Explanation Design in Strategic Learning: Sufficient Explanations that Induce Non-harmful Responses
Kiet Q. H. Vo, Siu Lun Chau, Masahiro Kato, Yixin Wang, Krikamol Muandet
TL;DR
This work tackles safe explanation design when full disclosure of a DM's predictive model is infeasible. It introduces ARexes (action-recommendation-based explanations) and proves a necessary condition for surrogate explanations to avoid harming agents, plus a conditional-homogeneity assumption under which ARexes are sufficient to induce non-harmful responses. The authors provide a practical Joint-Opt learning procedure to jointly optimise the predictive model $g$ and the ARex policy $\sigma$, demonstrated on synthetic data and the German credit dataset, showing improved predictive performance while preserving agent welfare.

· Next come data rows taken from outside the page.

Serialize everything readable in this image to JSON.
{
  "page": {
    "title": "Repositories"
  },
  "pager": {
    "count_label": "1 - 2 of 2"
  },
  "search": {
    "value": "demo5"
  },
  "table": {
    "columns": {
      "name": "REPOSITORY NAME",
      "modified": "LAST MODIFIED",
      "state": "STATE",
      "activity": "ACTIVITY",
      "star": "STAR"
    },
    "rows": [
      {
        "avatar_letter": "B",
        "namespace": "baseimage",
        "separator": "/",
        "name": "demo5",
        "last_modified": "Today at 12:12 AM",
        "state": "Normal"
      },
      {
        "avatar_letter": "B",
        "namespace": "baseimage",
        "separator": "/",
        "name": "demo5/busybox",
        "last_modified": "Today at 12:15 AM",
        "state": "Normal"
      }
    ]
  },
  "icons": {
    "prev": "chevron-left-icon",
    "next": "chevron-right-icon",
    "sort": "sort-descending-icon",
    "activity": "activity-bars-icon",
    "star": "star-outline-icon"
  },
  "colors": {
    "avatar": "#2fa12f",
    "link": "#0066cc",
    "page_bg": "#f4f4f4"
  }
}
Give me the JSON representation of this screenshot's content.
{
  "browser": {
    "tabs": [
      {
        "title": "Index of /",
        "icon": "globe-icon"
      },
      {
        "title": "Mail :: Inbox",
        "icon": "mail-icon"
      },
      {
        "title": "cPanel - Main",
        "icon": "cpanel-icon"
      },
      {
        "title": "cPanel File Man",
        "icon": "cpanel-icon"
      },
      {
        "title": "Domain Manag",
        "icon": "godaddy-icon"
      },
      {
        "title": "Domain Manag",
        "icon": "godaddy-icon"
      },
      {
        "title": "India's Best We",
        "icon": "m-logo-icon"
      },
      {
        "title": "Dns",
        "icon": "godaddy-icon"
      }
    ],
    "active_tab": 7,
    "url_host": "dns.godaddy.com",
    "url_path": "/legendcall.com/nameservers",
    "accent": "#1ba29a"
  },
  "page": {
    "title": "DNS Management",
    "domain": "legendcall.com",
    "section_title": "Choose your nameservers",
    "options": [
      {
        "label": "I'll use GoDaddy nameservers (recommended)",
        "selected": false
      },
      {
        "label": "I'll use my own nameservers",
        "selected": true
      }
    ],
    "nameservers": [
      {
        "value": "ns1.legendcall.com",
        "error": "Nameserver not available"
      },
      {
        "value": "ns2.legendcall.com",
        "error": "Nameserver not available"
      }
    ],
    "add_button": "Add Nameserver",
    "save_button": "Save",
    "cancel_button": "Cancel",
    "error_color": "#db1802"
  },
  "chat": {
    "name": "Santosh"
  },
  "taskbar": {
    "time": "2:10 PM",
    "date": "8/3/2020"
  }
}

The results establish a principled framework for safe partial model disclosure in strategic settings and point to extensions to dynamic environments and richer agent models.
Abstract
We study explanation design in algorithmic decision making with strategic agents, individuals who may modify their inputs in response to explanations of a decision maker's (DM's) predictive model. As the demand for transparent algorithmic systems continues to grow, most prior work assumes full model disclosure as the default solution. In practice, however, DMs such as financial institutions typically disclose only partial model information via explanations. Such partial disclosure can lead agents to misinterpret the model and take actions that unknowingly harm their utility. A key open question is how DMs can communicate explanations in a way that avoids harming strategic agents, while still supporting their own decision-making goals, e.g., minimising predictive error. In this work, we analyse well-known explanation methods, and establish a necessary condition to prevent explanations from misleading agents into self-harming actions. Moreover, with a conditional homogeneity assumption, we prove that action recommendation-based explanations (ARexes) are sufficient for non-harmful responses, mirroring the revelation principle in information design. To demonstrate how ARexes can be operationalised in practice, we propose a simple learning procedure that jointly optimises the predictive model and explanation policy. Experiments on synthetic and real-world tasks show that ARexes allow the DM to optimise their model's predictive performance while preserving agents' utility, offering a more refined strategy for safe and effective partial model disclosure.